Rather than criminalizing it, Connecticut allows for coercive control to be used as the basis for getting a protective order.
We’ve already seen that law get abused, when Chris Ambrose used it against Karen Riordan.
Attorney Alexander Cuda of the Needle Cuda law firm guided newly-appointed Judge Thomas J. O’Neill to interpret Jennifer’s Law in an entirely novel way.
Jennifer’s Law is a law in Connecticut that expands the definition of domestic violence to include “coercive control.” The law is named for two women, both murder victims by their husbands: Jennifer Farber Dulos and Jennifer Magnano.
On August 8, Judge O’Neill granted disgraced Hollywood writer Christopher Ambrose’s petition for Restraining Orders in Bridgeport Family Court.
Judge O’Neill, a former corporate litigation partner at Day Pitney LLP, became a judge in May this year.
Judge O’Neill barred Ambrose’s ex-wife Karen Riordan from seeing her children, Mia, 16, Matthew, 16, and Sawyer, 13, for one year. The teens were residing with her. They fled out-of-state to their grandfather, rather than reside with their father, Ambrose.
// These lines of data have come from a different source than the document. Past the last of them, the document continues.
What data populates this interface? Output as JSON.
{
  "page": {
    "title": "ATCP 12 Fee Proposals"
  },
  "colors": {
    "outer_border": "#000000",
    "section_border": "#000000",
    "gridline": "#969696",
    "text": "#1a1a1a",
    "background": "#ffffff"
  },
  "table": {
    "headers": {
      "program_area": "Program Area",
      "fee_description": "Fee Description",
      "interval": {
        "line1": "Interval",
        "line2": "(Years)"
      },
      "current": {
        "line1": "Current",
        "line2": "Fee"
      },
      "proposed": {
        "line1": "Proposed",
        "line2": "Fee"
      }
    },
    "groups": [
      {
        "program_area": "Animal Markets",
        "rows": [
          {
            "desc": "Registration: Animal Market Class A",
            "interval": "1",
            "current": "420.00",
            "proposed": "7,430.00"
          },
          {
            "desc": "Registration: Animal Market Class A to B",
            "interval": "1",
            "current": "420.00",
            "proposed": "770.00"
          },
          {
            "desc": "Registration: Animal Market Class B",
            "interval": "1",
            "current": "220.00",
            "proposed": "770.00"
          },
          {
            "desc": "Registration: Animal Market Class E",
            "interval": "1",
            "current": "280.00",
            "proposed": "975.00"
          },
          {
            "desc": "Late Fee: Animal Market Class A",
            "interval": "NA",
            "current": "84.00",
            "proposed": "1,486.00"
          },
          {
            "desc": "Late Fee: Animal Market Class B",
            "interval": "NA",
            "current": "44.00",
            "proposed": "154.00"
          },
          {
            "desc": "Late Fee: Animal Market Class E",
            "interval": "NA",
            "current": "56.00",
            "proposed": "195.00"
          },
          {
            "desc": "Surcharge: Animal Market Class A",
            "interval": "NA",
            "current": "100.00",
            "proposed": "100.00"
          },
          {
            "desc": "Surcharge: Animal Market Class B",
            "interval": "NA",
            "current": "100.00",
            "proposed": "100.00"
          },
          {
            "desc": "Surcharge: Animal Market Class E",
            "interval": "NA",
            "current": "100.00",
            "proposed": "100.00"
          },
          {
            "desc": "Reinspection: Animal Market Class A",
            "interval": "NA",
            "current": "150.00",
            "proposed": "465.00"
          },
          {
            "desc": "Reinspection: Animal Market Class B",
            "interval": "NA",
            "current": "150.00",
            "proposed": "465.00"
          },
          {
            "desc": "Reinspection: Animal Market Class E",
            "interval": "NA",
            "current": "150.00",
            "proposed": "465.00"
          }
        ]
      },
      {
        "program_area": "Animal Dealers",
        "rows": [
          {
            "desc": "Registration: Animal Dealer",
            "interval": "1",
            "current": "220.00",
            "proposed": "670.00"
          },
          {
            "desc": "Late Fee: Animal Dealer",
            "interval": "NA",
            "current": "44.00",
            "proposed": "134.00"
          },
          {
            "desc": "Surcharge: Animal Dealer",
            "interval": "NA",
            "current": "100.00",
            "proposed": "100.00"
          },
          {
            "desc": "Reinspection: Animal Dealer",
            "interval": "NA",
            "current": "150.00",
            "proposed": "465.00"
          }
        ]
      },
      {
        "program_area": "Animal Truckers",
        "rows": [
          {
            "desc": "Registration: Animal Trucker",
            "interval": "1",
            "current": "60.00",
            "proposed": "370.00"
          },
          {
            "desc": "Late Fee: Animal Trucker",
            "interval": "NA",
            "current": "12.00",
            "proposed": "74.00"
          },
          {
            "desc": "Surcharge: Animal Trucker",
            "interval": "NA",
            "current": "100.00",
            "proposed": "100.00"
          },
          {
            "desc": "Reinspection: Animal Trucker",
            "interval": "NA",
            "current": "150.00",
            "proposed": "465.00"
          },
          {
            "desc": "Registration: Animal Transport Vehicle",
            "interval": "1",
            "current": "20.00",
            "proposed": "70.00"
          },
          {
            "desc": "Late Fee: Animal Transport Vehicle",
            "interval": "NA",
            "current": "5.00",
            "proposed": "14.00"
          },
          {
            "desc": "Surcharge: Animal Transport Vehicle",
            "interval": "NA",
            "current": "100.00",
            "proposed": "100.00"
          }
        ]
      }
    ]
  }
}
To obtain the TRO, Cuda shopped judges until he found Judge O’Neill, who ably twisted Jennifer’s Law to separate the mother and three teenage children who sought a safe haven with her from their allegedly abusive father.
Judge O’Neill based his Jennifer’s Law rulings on the basis that Riordan, a 110-pound special education teacher, was coercive controlling the teens to want to live with her. His fact-finding was based on Ambrose’s word alone. Judge O’Neill refused to listen to the teenagers.
Richard Luthmann and I discussed how coercive control was used against Karen Riordan, and he noted that the so-called coercive control was the children petitioning the court for protection from their father: as if Karen was so controlling that she was using that control to force them to make these petitions.
The question is, “should coercive control be criminalized in the US?”